I realized all this in my own case, with a kind of surprise - realized that all the things I might have given up I had really retained, in so far as they were implicit in a higher good: and the wonder of it was, that in this form they continued to give me a joy that I could no longer get out of them in the world.
I could no longer travel around in the countries of the world as I pleased; but a far vaster supernatural geography was to be opened up to me, in not so many days, that would make the whole world look cheap and small. I had left all my friends and the ruins that remained of my family; but I already knew that in Christ I had them all, and loved them all far more perfectly and effectively than I could by any human affection. And the point is: human affection was not destroyed, not rooted out of me, and it did not have to be, except in a metaphorical sense. My human affection for all the people I ever loved has lost none of its reality in the monastery, but it is submerged in a higher and more vital reality, in the unity of a vaster and deeper and more incomprehensible love, the love of God, in Whom I love them, and in Whom, paradoxicaly, I am much more closely united with them than I could be if I had stayed in the world, preferring their company to His.

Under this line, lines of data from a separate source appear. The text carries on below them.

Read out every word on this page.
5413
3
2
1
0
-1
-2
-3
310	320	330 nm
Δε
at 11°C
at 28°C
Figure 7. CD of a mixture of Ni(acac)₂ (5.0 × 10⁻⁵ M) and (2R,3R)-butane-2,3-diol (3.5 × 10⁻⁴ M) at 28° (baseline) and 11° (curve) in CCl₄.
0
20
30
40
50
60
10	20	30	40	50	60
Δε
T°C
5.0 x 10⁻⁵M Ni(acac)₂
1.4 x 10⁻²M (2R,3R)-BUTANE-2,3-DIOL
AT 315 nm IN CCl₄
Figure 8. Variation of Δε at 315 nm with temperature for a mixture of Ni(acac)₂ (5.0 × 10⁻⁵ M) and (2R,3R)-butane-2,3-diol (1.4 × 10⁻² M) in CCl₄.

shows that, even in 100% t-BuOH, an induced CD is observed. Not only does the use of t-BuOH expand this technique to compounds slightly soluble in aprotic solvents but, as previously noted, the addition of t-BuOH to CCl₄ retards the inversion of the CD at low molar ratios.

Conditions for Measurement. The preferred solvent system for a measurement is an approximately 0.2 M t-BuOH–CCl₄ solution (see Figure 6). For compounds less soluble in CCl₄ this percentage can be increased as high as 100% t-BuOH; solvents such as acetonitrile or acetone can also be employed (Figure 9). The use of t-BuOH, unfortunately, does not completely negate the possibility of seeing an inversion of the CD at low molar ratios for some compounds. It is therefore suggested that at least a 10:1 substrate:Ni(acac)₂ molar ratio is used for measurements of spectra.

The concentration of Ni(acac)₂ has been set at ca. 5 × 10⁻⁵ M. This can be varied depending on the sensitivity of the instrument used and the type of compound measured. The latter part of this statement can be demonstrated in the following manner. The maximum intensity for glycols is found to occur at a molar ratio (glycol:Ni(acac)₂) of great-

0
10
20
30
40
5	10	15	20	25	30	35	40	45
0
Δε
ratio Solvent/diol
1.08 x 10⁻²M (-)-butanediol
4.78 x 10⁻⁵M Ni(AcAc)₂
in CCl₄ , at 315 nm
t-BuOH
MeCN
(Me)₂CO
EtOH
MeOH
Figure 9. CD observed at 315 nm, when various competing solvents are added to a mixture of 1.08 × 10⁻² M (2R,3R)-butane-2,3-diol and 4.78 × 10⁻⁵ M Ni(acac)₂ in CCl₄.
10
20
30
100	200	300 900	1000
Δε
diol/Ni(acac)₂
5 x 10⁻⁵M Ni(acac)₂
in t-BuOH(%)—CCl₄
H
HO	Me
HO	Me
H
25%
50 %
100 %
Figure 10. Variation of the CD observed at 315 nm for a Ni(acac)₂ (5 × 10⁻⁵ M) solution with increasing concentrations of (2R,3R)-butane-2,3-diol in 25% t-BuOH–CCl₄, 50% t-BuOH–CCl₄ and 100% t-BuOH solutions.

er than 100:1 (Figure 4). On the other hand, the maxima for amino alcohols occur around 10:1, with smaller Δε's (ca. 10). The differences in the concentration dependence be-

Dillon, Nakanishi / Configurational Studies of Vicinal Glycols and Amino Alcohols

And I had given up writing.
Or had I? That was the question. Everything else I had given up I retained, implicit in the higher good for which I had renounced it. Was one thing going to follow me in its proper form, or would this also follow the same way as the rest? Would I give up writing and find again all of the joy of the work which, all in all, was probably the greatest joy I had ever had short of prayer and serving God directly?
As far as I was concerned, that was my intention.
But I was wondering if God had asked it of me. I would see.